When people seek information, we might think we have a question and we are looking for the answer, but more often than not, we benefit more from engaging in sense-making: refining our question, looking at possible answers, understanding the sources those answers come from and what perspectives they represent, etc. — Bender/Shah, from All-Knowing Machines Are A Fantasy
Emily Bender shared this article, originally posted back in December, as the news hit that both Microsoft and Google are integrating advanced language model AI Chat functions within their search engines. Google announced their tool (Bard) yesterday and Microsoft has been ramping up its use of ChatGPT inside Bing.
An insight of theirs that struck me is how, just like when we wander a library or just like when we turn the pages of a newspaper, it’s often the randomness of the stumble upon something unknown that is the best experience. We might find a book we never knew we needed to read or find an article that has us looking for more information.

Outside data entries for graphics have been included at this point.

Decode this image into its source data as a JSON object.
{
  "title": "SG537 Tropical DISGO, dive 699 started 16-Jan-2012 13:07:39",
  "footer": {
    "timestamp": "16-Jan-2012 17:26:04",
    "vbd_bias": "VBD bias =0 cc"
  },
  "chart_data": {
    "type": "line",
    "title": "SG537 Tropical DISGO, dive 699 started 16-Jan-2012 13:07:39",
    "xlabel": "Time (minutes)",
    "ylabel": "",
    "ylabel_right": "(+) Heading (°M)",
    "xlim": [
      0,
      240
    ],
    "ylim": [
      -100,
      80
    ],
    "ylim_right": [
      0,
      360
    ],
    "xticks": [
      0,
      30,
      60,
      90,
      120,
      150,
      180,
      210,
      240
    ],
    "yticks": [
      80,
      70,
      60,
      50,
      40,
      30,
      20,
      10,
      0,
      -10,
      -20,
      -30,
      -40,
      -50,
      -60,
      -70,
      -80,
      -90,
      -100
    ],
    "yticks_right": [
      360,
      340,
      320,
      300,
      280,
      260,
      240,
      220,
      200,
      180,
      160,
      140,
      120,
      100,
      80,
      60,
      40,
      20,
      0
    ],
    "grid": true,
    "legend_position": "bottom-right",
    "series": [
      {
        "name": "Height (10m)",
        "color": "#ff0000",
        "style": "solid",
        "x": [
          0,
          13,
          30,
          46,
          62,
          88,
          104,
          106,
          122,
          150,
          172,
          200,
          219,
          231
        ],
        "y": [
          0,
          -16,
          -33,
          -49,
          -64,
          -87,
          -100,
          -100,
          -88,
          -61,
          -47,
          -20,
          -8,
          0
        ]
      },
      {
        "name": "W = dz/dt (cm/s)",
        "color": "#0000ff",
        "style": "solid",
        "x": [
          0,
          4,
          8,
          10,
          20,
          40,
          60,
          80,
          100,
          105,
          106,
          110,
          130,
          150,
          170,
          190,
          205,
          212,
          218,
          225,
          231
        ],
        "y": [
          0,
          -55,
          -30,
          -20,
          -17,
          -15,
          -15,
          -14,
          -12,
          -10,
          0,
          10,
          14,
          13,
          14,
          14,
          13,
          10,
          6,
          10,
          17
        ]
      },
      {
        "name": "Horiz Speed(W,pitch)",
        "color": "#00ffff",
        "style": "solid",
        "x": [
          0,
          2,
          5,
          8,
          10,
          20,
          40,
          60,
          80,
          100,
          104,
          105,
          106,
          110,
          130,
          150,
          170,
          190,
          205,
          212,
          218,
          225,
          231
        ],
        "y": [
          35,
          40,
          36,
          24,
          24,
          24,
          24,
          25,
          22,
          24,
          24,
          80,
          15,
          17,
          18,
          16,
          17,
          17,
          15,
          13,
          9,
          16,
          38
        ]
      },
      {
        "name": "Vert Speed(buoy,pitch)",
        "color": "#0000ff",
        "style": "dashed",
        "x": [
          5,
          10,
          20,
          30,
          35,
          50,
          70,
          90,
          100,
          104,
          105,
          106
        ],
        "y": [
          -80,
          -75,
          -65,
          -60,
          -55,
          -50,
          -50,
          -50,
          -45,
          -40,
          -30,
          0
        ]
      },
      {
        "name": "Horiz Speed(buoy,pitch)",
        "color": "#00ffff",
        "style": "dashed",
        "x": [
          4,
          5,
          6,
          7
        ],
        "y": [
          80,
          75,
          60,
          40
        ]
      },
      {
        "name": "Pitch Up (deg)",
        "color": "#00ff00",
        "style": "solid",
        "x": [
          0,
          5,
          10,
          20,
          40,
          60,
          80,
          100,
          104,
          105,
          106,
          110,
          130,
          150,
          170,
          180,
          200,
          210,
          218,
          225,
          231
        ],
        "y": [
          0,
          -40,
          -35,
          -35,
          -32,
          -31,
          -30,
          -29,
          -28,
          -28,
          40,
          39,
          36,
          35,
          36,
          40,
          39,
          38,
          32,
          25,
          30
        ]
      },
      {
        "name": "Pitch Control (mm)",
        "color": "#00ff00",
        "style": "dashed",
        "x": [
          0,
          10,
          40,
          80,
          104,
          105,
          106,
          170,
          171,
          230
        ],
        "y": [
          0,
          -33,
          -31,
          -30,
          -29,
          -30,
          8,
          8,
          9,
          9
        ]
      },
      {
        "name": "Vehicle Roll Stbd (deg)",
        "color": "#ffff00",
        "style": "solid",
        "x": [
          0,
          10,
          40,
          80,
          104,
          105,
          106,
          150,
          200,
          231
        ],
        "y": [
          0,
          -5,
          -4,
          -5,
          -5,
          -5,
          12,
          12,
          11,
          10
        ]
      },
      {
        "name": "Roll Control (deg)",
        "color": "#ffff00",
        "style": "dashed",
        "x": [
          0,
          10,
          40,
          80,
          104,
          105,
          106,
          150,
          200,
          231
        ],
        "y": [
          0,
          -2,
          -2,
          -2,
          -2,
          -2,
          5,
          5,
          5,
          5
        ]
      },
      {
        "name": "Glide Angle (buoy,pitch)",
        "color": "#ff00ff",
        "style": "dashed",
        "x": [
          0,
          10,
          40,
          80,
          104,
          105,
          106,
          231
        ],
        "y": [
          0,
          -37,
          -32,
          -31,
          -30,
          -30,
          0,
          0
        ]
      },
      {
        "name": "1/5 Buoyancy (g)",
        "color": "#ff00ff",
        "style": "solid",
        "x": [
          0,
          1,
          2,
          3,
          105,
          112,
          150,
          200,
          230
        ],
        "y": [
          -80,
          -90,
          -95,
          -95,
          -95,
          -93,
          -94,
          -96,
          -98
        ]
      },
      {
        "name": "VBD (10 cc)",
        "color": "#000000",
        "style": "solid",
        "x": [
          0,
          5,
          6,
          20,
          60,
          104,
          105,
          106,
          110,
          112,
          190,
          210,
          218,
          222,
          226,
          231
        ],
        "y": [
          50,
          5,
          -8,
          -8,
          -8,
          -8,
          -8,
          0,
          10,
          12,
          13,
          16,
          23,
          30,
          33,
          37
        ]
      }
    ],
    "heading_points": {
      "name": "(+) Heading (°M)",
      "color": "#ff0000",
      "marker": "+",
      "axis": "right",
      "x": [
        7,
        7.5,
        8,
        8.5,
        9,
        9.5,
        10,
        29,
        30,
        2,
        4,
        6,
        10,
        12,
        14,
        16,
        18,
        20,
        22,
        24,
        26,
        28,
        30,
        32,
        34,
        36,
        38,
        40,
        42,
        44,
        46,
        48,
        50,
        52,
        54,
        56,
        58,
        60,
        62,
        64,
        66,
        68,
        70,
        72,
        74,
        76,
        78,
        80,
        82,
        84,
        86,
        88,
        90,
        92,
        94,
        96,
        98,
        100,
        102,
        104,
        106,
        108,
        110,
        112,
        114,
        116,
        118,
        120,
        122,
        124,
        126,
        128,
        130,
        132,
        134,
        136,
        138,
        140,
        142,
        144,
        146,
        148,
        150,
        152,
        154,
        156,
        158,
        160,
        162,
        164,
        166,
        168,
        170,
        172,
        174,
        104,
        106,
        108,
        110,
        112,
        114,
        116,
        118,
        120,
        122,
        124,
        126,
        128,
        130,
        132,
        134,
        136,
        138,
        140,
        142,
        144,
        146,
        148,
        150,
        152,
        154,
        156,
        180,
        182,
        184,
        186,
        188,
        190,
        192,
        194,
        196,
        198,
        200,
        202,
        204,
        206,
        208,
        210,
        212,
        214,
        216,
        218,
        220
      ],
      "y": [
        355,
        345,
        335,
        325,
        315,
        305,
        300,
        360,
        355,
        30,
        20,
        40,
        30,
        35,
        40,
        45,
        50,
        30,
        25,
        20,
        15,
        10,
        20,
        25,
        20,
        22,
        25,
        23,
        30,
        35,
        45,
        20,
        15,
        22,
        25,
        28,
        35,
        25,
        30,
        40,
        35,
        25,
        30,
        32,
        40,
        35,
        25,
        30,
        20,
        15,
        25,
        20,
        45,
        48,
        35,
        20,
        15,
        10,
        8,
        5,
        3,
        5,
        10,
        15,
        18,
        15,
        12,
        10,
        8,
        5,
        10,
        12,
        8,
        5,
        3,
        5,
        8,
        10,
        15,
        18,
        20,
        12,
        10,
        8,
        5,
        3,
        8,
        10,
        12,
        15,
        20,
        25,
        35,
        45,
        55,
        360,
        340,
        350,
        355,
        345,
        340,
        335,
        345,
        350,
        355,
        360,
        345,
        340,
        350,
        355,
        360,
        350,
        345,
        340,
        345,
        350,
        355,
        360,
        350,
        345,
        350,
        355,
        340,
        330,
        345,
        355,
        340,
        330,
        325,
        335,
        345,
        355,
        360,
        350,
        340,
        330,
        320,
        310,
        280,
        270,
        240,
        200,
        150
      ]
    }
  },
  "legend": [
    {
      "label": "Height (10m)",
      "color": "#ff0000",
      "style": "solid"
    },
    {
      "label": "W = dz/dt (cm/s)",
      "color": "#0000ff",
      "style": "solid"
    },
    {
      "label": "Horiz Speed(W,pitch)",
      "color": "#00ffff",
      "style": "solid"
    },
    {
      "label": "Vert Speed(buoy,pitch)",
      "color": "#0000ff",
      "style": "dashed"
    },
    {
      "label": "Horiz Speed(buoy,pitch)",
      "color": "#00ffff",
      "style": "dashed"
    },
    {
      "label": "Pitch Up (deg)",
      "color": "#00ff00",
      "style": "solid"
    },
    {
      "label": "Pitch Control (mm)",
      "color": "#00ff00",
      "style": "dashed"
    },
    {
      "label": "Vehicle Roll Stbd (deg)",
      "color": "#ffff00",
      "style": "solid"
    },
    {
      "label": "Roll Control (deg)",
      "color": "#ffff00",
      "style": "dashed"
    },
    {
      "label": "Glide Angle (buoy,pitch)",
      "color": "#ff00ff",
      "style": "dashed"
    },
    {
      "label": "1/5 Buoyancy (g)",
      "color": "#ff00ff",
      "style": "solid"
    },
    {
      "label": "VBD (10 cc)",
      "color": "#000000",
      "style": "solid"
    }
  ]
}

Search, for all its drawbacks in design and function, can be the same, in that when you try to find one thing, a search engine is often apt to also spit out something else. Now, this can be frustrating if you are looking for something specific. But if you are a curious searcher, a post with an odd header might have you wondering, and following, and discovering something new and interesting, or just weird.
In my reading of their article, Bender and Shah suggest that the age of AI Chat inside the search algorithms might hinder our curiosity, one of the things that make us human in the pursuit of information, as Chatbots serve us up more than we need, in a single screen space. They also address an linguistic component to the language the bots are using to provide us with information.
One of their main points is that we need to follow information back to its source, to determine its authenticity and relevance, in order to make sense of information, and AI (right now) does not necessarily allow us to do that. It just serves up information from its database in nice textual chunks.
But I’m reminded of a tagline from a YouTube channel by Hank Greene: Stay Curious.